Portugal destaca-se negativamente pelo modelo rígido de horário, a exclusão legal do trabalho por turnos, a escassa utilização do regime de prevenção e a manutenção das longas jornadas diárias.
Propostas Estratégicas para um SNS Sustentável
A organização da atividade médica não é uma questão de mera administração, mas uma intervenção crucial para garantir cuidados de saúde disponíveis e acessíveis. Medidas estratégicas:
- Plano Nacional de Recursos Humanos
- Planeamento plurianual ajustado às necessidades do país.
- Monitorização da capacidade formativa, do numerus clausus e das vagas para as especialidades mais carenciadas.
- Distribuição geográfica dos recursos para assegurar assistência médica em todo o país.
- Adaptação do Regime de Trabalho
- Integração plena de regimes por turnos e do modelo on-call, à semelhança dos pares europeus.
- Alinhamento com as necessidades do funcionamento contínuo dos serviços.
- Fim das Jornadas Prolongadas e da Sistematização das Horas Extraordinárias
- As práticas generalizadas de jornadas de trabalho superiores a 10 horas consecutivas violam as leis nacionais e internacionais e colocam em risco a segurança na prestação de cuidados, bem como a saúde física e mental dos profissionais.
- Cumprimento das normas legais (máximo de 48h semanais).
- Reposicionamento das horas extraordinárias como exceção.
- Promoção do Trabalho em Equipa Multidisciplinar
- Horários compatíveis entre médicos e restantes profissionais para garantir continuidade e qualidade dos cuidados de saúde.
- Sustentabilidade Económica e Eficiência Operacional
- Revisão do regime remuneratório, associada a uma análise de custo-efetividade dos novos modelos de trabalho.
- Reforço da Governação e Liderança do Sistema de Saúde
- A autonomia e flexibilidade da gestão das instituições de saúde continua a ser um propósito.
- A criação da Direção Executiva do SNS revelou-se uma resposta errada pelos encargos orçamentais e entropias que gera.
- Propõe-se a transformação da Administração Central do Sistema de Saúde numa entidade dirigida por representantes dos principais grupos de atores (profissionais, gestores, utentes e decisores políticos), com competência para normatizar, planear e avaliar o sistema como um todo – público, privado e social.
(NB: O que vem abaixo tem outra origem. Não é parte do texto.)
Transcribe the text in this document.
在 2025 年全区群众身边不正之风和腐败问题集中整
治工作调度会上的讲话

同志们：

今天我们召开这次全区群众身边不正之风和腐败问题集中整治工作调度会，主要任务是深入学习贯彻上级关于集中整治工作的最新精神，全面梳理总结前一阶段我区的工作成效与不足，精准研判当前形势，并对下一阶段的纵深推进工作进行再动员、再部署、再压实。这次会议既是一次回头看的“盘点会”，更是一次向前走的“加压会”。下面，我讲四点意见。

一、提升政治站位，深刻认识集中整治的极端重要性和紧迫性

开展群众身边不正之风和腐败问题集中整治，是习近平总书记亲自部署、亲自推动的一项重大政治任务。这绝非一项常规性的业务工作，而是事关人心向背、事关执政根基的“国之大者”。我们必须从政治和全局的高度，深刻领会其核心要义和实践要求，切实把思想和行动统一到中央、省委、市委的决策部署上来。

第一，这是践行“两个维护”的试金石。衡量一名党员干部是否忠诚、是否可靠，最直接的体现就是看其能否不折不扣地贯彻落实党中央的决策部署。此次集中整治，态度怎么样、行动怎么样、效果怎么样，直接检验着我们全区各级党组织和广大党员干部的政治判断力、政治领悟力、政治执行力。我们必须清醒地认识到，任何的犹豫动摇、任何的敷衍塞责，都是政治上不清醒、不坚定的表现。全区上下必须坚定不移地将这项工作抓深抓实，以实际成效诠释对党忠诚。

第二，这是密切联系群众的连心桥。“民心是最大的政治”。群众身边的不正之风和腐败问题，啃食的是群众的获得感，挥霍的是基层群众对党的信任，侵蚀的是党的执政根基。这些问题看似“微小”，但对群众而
Conclusão: É Tempo de Agir
A organização do trabalho médico é um pilar estratégico da reforma do SNS e do sistema de saúde em geral. A investigação citada (1) evidencia a urgência de políticas coerentes, que garantam a segurança dos profissionais, a continuidade dos cuidados e a sustentabilidade dos recursos. Reformar o regime de trabalho médico não é uma opção técnica – é uma decisão política inadiável. Para que o SNS seja acessível, eficaz e resiliente, é tempo de agir.
Referência
- Bernardino M. Determinantes do trabalho médico: estudo de avaliação em saúde. Coimbra: Almedina; 2022.